Prabhakaran won’t allow amicable solution - Devananda
Simon GARDNER
Holding talks with the Tigers’ shadowy leader would be a blunder and
there will be no peace unless he is killed, Sri Lankan
militant-turned-minister Douglas Devananda has warned.
Social Services and Welfare Minister Devananda, who is vehemently
opposed to the Tigers, says he has escaped more than a dozen
assassination attempts.
The last was on November 28, when a female bomber officials say was
sent by Tiger leader Velupillai Prabhakaran made her way into his
ministry in central Colombo.
Devananda was watching closed-circuit TV footage of visitors in the
ministry’s offices and hallways when the woman blew herself up, killing
one of his aides.
“Prabhakaran ... is anti-human,” Devananda told Sri Lanka’s Foreign
Correspondent’s Association late on Thursday, after showing journalists
a recording of the attack. “You have to compare (him) with Pol Pot or
Hitler ... He has to die.”
“As long as Prabhakaran is alive, he won’t allow anyone to solve the
problem (conflict) amicably,” he added. “If the President goes again for
talks, it’s a blunder.”
Prabhakaran is infamous for his use of suicide attackers as part of
his campaign to create a separate state in the island’s North and East.
Devananda himself took up arms against the state with other militant
groups in the late 1970s and 1980s. He remains at the top of the Tigers’
hit list.
President Mahinda Rajapaksa says the door is open to peace talks with
the Tigers, but his Government has also vowed to wipe out the Devananda
heads the Eelam People’s Democratic Party (EPDP). He wants to be the
future chief minister for North and East Sri Lanka.
“I have the right to be the chief minister of the North and East,”
Devananda said.
He also wants the Government and other political parties to
decentralise power to provincial councils, rather than wait for divided
parties to try to reach an elusive consensus on devolution.
“The Tamil people have grievances. They should be dealt with with a
political package,” he said.
Devananda, who adopted the alias Douglas because it was his karate
teacher’s name, laughs as he recalls a series of attempts on his life.

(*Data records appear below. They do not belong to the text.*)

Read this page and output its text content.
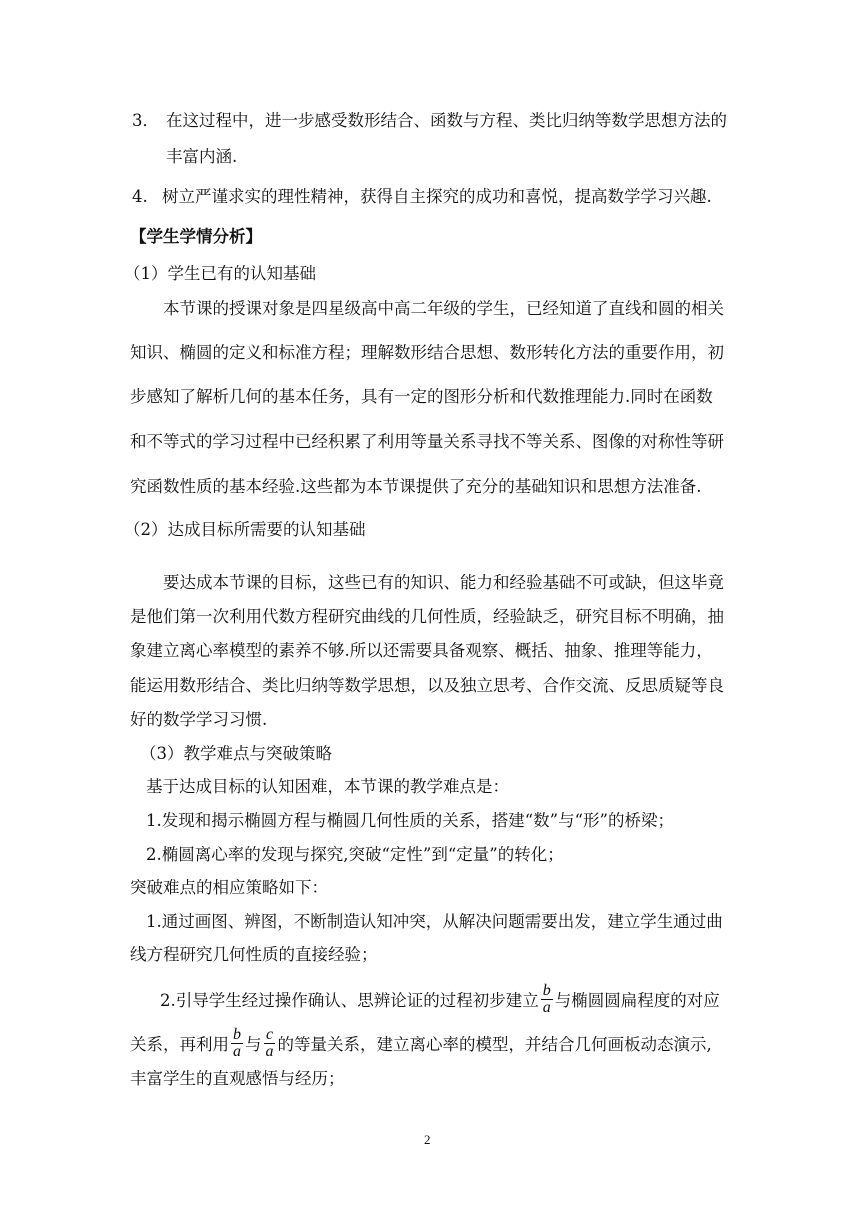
3． 在这过程中，进一步感受数形结合、函数与方程、类比归纳等数学思想方法的
丰富内涵.
4. 树立严谨求实的理性精神，获得自主探究的成功和喜悦，提高数学学习兴趣.
【学生学情分析】
（1）学生已有的认知基础
本节课的授课对象是四星级高中高二年级的学生，已经知道了直线和圆的相关
知识、椭圆的定义和标准方程；理解数形结合思想、数形转化方法的重要作用，初
步感知了解析几何的基本任务，具有一定的图形分析和代数推理能力.同时在函数
和不等式的学习过程中已经积累了利用等量关系寻找不等关系、图像的对称性等研
究函数性质的基本经验.这些都为本节课提供了充分的基础知识和思想方法准备.
（2）达成目标所需要的认知基础
要达成本节课的目标，这些已有的知识、能力和经验基础不可或缺，但这毕竟
是他们第一次利用代数方程研究曲线的几何性质，经验缺乏，研究目标不明确，抽
象建立离心率模型的素养不够.所以还需要具备观察、概括、抽象、推理等能力，
能运用数形结合、类比归纳等数学思想，以及独立思考、合作交流、反思质疑等良
好的数学学习习惯.
（3）教学难点与突破策略
基于达成目标的认知困难，本节课的教学难点是：
1.发现和揭示椭圆方程与椭圆几何性质的关系，搭建“数”与“形”的桥梁；
2.椭圆离心率的发现与探究,突破“定性”到“定量”的转化；
突破难点的相应策略如下：
1.通过画图、辨图，不断制造认知冲突，从解决问题需要出发，建立学生通过曲
线方程研究几何性质的直接经验；
2.引导学生经过操作确认、思辨论证的过程初步建立 $\frac{b}{a}$ 与椭圆圆扁程度的对应
关系，再利用 $\frac{b}{a}$ 与 $\frac{c}{a}$ 的等量关系，建立离心率的模型，并结合几何画板动态演示,
丰富学生的直观感悟与经历；
2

He was once forced to dive into the Palk Strait separating Sri Lanka
from India in 1996 to escape a Tiger attack and spent the whole night in
the sea.
The minister, who founded the militant Eelam People’s Revolutionary
Front (EPRLF), which later morphed into his political party, has no
regrets about his own violent past.
He says killings he was responsible for were in self-defence. He also
jokes about his former militancy and rivalry with the Tigers in the
1980s, when they were both fighting the state — and often each other.

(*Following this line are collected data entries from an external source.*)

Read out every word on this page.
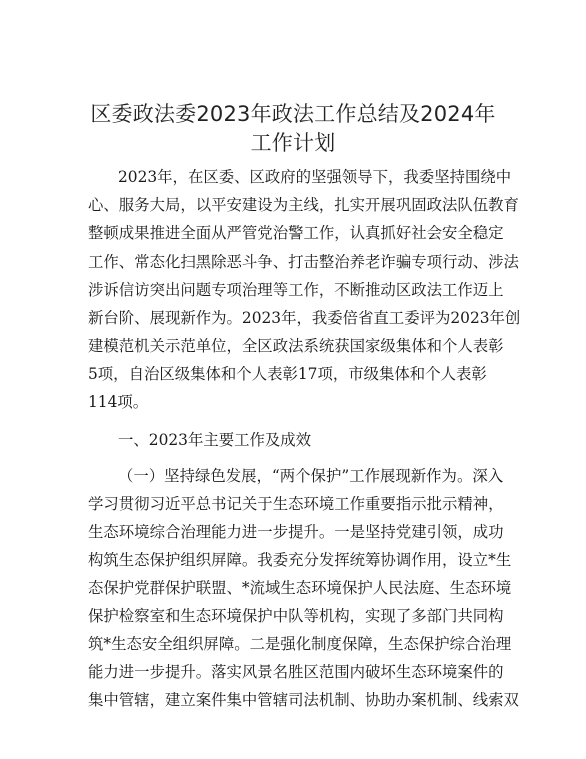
区委政法委2023年政法工作总结及2024年工作计划
2023年，在区委、区政府的坚强领导下，我委坚持围绕中
心、服务大局，以平安建设为主线，扎实开展巩固政法队伍教育
整顿成果推进全面从严管党治警工作，认真抓好社会安全稳定
工作、常态化扫黑除恶斗争、打击整治养老诈骗专项行动、涉法
涉诉信访突出问题专项治理等工作，不断推动区政法工作迈上
新台阶、展现新作为。2023年，我委倍省直工委评为2023年创
建模范机关示范单位，全区政法系统获国家级集体和个人表彰
5项，自治区级集体和个人表彰17项，市级集体和个人表彰
114项。
一、2023年主要工作及成效
（一）坚持绿色发展，“两个保护”工作展现新作为。深入
学习贯彻习近平总书记关于生态环境工作重要指示批示精神，
生态环境综合治理能力进一步提升。一是坚持党建引领，成功
构筑生态保护组织屏障。我委充分发挥统筹协调作用，设立*生
态保护党群保护联盟、*流域生态环境保护人民法庭、生态环境
保护检察室和生态环境保护中队等机构，实现了多部门共同构
筑*生态安全组织屏障。二是强化制度保障，生态保护综合治理
能力进一步提升。落实风景名胜区范围内破坏生态环境案件的
集中管辖，建立案件集中管辖司法机制、协助办案机制、线索双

“If the LTTE killed anyone from my organisation, I balanced that when
I was in EPRLF,” he laughed.
Ironically, it is precisely through agreeing to peace talks that
Prabhakaran could torpedo his foe Devananda.
“If tomorrow Prabhakaran comes genuinely for negotiations, I will
give up politics and go, because I don’t want to be an obstacle,” he
said. “But the reality is Prabhakaran won’t come, and I won’t go.”